Asian stocks: Futures are mixed. Stocks were choppy following the similar performance Stateside. The ASX 200 traded higher as strength in the top-weighted financial sector and the industrials atoned for the losses in tech. The Nikkei 225 advanced after the holiday closure amid recent currency weakness but pared all of its gains amid rising yields and tariff-related uncertainty. The Hang Seng and Shanghai Comp were varied with outperformance in Hong Kong led by strength in tech stocks. There were reports that Alibaba was going to partner with Apple to develop AI features for iPhone users in China.

Gold dipped to a low of $2864 immediately after the hot US CPI data but pared losses. That came after the intraday top at $2942 on Tuesday. Treasury yields popped higher with bets on a second Fed rate cut reined in.  

Day Ahead – UK GDP

We get growth numbers out of the UK later today. Expectations are for m/m GDP in December to rise to 0.2% from 0.1%. As a reminder,having started strong, UK growth fizzled out in the second half of last year and it looks like final-quarter GDP was flat, so just avoiding contraction. The data is expected to modestly improve this year as the government’s spending splurge comes through. However, 2025 growth is likely to be significantly weaker than the 2% forecast the Office for Budget Responsibility set last year. Likely revisions are an added challenge for the Treasury’s Spring Statement in March, where higher debt-interest costs have already eroded the government’s already thin fiscal headroom. Current BOE pricing sees around 66bps of cuts predicted in 2025.

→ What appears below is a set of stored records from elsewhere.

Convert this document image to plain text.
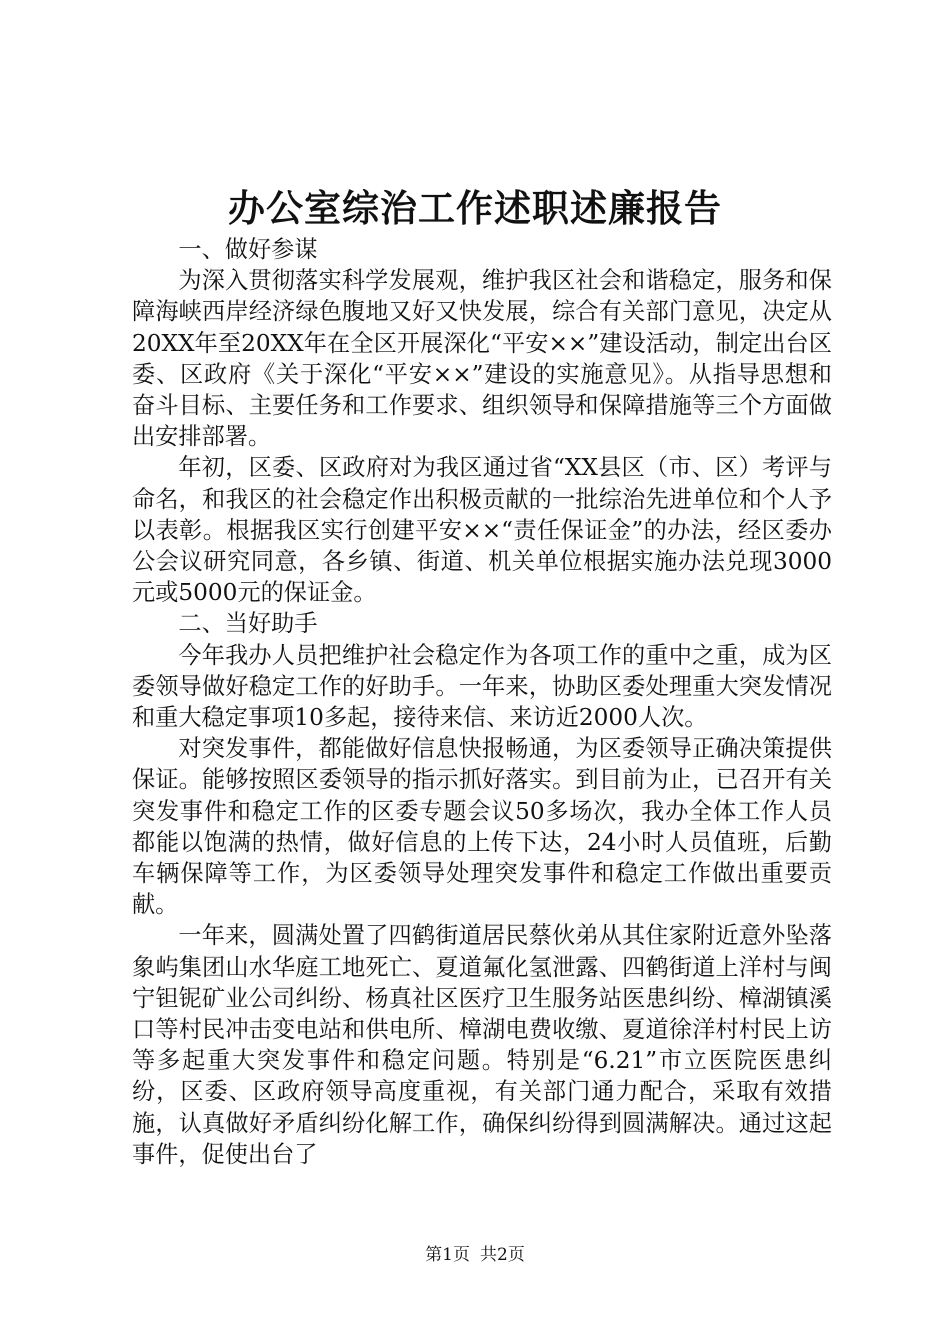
办公室综治工作述职述廉报告

一、做好参谋

为深入贯彻落实科学发展观，维护我区社会和谐稳定，服务和保障海峡西岸经济绿色腹地又好又快发展，综合有关部门意见，决定从20XX年至20XX年在全区开展深化“平安××”建设活动，制定出台区委、区政府《关于深化“平安××”建设的实施意见》。从指导思想和奋斗目标、主要任务和工作要求、组织领导和保障措施等三个方面做出安排部署。

年初，区委、区政府对为我区通过省“XX县区（市、区）考评与命名，和我区的社会稳定作出积极贡献的一批综治先进单位和个人予以表彰。根据我区实行创建平安××“责任保证金”的办法，经区委办公会议研究同意，各乡镇、街道、机关单位根据实施办法兑现3000元或5000元的保证金。

二、当好助手

今年我办人员把维护社会稳定作为各项工作的重中之重，成为区委领导做好稳定工作的好助手。一年来，协助区委处理重大突发情况和重大稳定事项10多起，接待来信、来访近2000人次。

对突发事件，都能做好信息快报畅通，为区委领导正确决策提供保证。能够按照区委领导的指示抓好落实。到目前为止，已召开有关突发事件和稳定工作的区委专题会议50多场次，我办全体工作人员都能以饱满的热情，做好信息的上传下达，24小时人员值班，后勤车辆保障等工作，为区委领导处理突发事件和稳定工作做出重要贡献。

一年来，圆满处置了四鹤街道居民蔡伙弟从其住家附近意外坠落象屿集团山水华庭工地死亡、夏道氟化氢泄露、四鹤街道上洋村与闽宁钽铌矿业公司纠纷、杨真社区医疗卫生服务站医患纠纷、樟湖镇溪口等村民冲击变电站和供电所、樟湖电费收缴、夏道徐洋村村民上访等多起重大突发事件和稳定问题。特别是“6.21”市立医院医患纠纷，区委、区政府领导高度重视，有关部门通力配合，采取有效措施，认真做好矛盾纠纷化解工作，确保纠纷得到圆满解决。通过这起事件，促使出台了

第1页 共2页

Chart of the Day – Meta’s record breaking run

Meta is on an incredible win streak, currently up for 18 straight days. The stock has been in a long-term bull trend since lows in November 2022 around $93. The previous record streak of gains was 11 consecutive days in September 2015. The current record run is the best-ever streak among the Mag 7.

Recently, it printed record intraday highs last Thursday at $718.90. This run comes on the back the DeepSeek news and cheaper AI which is great news for Meta. Open source will also do well, the company is expanding the use of its in house chips, while the company has got leaner in recent days, after the announcement that they have laid off 5% (4,000) employees. This is aiming to improve operational efficiency and across several regions.